Control design is of central importance in the optimization of power generation from ocean wave energy converters (WECs). The problem is made challenging by the fact that the resource is vibratory and stochastic, with a low quality factor. When constrained to causality, the optimal feedback controller for a WEC is solvable in closed-form as a sign-indefinite LQG problem, for the case in which the WEC exhibits linear dynamics and quadratic power transmission dissipation. In order to achieve the theoretical upper limit in power generation, an optimally-controlled WEC exhibits significant dynamic response, with stroke displacements often exceeding those of the uncontrolled system. However, most WECs exhibit stroke limits, which must be explicitly accounted for in control design to avoid end-stop collisions. This is important because such collisions lead to damage, and also because the introduction of unmodeled stroke limits can actually destabilize the otherwise-optimal closed loop. In this talk, we illustrate a control design technique to address this issue, which consists of two design steps. In the first step, linear robust control techniques are used to optimize the mean power harvested from waves with a known power spectral density, subject to several competing objectives. In the second step, the controller is augmented via a nonlinear passivity-based outer-loop design which guarantees to prevent stroke saturation while also preserving global closed-loop stability. The technique is illustrated using a number of different WEC models, and verified in simulation.

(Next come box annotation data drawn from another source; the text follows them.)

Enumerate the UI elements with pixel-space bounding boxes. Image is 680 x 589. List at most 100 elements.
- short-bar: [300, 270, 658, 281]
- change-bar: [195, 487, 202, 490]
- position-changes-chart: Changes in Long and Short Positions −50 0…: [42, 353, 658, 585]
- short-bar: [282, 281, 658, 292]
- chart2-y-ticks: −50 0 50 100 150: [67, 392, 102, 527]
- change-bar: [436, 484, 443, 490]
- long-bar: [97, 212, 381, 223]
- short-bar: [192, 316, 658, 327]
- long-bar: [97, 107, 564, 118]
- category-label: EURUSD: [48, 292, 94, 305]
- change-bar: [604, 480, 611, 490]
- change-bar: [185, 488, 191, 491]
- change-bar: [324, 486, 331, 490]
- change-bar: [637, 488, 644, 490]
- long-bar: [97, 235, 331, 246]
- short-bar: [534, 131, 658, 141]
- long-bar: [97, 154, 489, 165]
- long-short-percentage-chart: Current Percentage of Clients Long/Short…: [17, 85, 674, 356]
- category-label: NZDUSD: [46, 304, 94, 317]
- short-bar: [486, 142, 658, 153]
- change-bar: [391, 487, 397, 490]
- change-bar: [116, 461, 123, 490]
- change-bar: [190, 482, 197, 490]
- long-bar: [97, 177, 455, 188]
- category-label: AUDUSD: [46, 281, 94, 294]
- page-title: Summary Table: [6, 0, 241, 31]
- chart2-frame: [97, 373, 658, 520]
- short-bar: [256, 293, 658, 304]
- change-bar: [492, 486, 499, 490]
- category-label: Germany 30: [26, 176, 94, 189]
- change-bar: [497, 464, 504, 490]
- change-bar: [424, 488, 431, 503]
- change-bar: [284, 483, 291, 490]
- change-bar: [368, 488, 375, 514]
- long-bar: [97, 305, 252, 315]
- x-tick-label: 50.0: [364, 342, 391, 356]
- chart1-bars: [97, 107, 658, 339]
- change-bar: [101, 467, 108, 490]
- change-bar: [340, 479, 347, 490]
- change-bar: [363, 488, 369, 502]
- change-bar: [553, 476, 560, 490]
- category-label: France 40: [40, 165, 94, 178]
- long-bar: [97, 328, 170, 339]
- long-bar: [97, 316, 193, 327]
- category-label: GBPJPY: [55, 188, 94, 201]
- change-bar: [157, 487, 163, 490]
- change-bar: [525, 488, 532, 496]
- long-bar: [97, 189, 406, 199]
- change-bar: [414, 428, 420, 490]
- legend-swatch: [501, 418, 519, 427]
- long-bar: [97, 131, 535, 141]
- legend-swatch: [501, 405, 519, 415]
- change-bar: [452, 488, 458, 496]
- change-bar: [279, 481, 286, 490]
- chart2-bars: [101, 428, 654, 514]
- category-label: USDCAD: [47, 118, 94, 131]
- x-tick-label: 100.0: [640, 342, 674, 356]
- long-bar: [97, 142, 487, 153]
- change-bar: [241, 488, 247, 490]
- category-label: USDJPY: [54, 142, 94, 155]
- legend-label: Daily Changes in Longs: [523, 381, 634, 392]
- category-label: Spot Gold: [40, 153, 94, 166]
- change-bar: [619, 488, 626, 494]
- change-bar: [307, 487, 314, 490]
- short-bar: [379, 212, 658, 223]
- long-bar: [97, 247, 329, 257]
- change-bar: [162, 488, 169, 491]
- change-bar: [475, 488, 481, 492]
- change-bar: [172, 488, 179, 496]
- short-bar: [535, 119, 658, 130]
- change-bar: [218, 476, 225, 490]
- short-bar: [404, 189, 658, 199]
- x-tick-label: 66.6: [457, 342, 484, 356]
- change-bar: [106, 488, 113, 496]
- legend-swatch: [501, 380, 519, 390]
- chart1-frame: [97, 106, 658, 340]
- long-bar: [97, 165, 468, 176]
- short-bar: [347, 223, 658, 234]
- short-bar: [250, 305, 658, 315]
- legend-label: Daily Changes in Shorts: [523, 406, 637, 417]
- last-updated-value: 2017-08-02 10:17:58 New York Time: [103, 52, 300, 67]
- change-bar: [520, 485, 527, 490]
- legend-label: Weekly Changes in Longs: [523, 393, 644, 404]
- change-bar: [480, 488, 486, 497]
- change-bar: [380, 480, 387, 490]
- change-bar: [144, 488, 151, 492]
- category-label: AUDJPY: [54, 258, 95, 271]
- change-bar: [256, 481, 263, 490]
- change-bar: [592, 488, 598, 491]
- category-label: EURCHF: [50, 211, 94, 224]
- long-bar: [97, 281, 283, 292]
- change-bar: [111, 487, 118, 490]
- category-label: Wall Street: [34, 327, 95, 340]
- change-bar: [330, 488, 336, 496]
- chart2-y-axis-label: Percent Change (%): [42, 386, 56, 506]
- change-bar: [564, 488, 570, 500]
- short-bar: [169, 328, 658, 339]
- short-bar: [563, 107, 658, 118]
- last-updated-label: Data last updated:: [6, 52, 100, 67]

Jeff Scruggs is an Associate Professor in the Departments of Civil and Environmental Engineering at the University of Michigan, where he is the Berker and Gokyigit Faculty Scholar. He received his B.S. and M.S. degrees in Electrical Engineering from Virginia Tech in 1997 and 1999, respectively, and his Ph.D. in Applied Mechanics from the Caltech in 2004. Prior to joining the University of Michigan in 2011, he held postdoctoral positions at Caltech and the University of California, San Diego, and was on the faculty at Duke University from 2007-11. Scruggs's current research is in the areas of mechanics, vibration, energy, and control. Over the last ten years, he has conducted research on robust causal control of WECs, and during this time has collaborated with a number of device developers and other industry participants. This research has been supported by NSF, ONR, and DOE.